Roasted Root Vegetables – the Food Network’s recipe is easy and can be done in advance. Substitute vegetables you have for ones in the recipe – turnips for parsnips, for example.
Remember that if you want to use your pumpkin for pie or muffins after Hallowe’en, you should decorate it in a way that doesn’t cut into the rind because that can lead to mold. When you do open your pumpkin, remember that the seeds can be seasoned and toasted into a crunchy snack. You can do the same with your winter squash seeds.
The Harvest Notes have some other suggestions, one that a member posted in her FB feed is for candied jalapeños that will work with the cayenne peppers we receive from Adamah.
This week the farmers from Adamah will bring jams, pickles, and other goodies for CSA members and friends to buy. The sales are not limited to CSA members so tell your friends and neighbors about the kosher treats they can enjoy.
Arugula can add tang to sandwiches or a peppery bite to salads. If it’s the salad itself use a strong dressing and balance with light and crunchy pear or apple.
For CSA members picking up this week, the farmers say we can expect to receive arugula, beets, lettuce, radishes, turnips, sage, scallions, and winter squash. Last week’s Harvest Notes suggest a way to cook winter squash with sage, you can also roast beets with sage. You can cook turnips in many ways, including with their tops (greens can be cooked separately) or roasted in wine and honey. If you still have potatoes from last week, mix them with turnips into fritters. Many of the other ingredients will go together into a salad; add some apples and toasted nuts for crunch, mild soft cheese if it will be part of a dairy meal, and maybe a simple apple cider vinaigrette.

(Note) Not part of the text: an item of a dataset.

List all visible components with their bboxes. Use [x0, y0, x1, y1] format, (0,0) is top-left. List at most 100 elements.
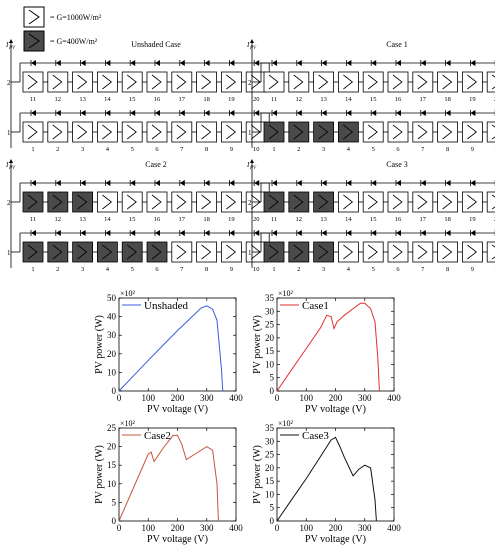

This week’s Harvest Notes talk about the winter squash we received. At pickup we talked about a simple way to integrate sage: Peel and cube the flesh of the squash, toss with a bit of oil, and spread in a baking pan with chopped or whole sage leaves, and roast for about 20 minutes at 400-450(F). If you like, roast the squash cubes for half the time, then add the sage for a fresher taste. You can also halve the squash, partially roast it cut-side down, then flip up and stuff with whatever you like and finish the roasting. This can be a way to “refresh” leftover starch and vegetables, with a mix of rice or quinoa or barley and whatever else. Try adding some of the sweet pepper or other veggies from the share, too.
Isn’t it great to be able to eat freshly harvested vegetables in our sukkot? This week the farmers think we will receive broccoli or romanesco (also known as “alien broccoli” or “fractal broccoli”), onions, peppers, potatoes, salad mix (remember it from the spring?), sage, and winter squash.
Romanesco broccoli may look alien, but it tastes like a milder version of regular broccoli. You can eat it raw or cooked.
The Harvest Notes include a recipe for stuffed acorn squash and tell you how to roast the seeds, and there’s a bonus recipe for asian salad that uses many of the items in our share.
Because of the holiday, pickup will be on TUESDAY this week. The farmers think you will receive kale or chard, kohlrabi, onions, parsley or cilantro, peppers, potatoes, winter squash, and maybe salad.
Squash becomes richly flavoured in the Classic Baked Acorn Squash recipe from Simply Recipes.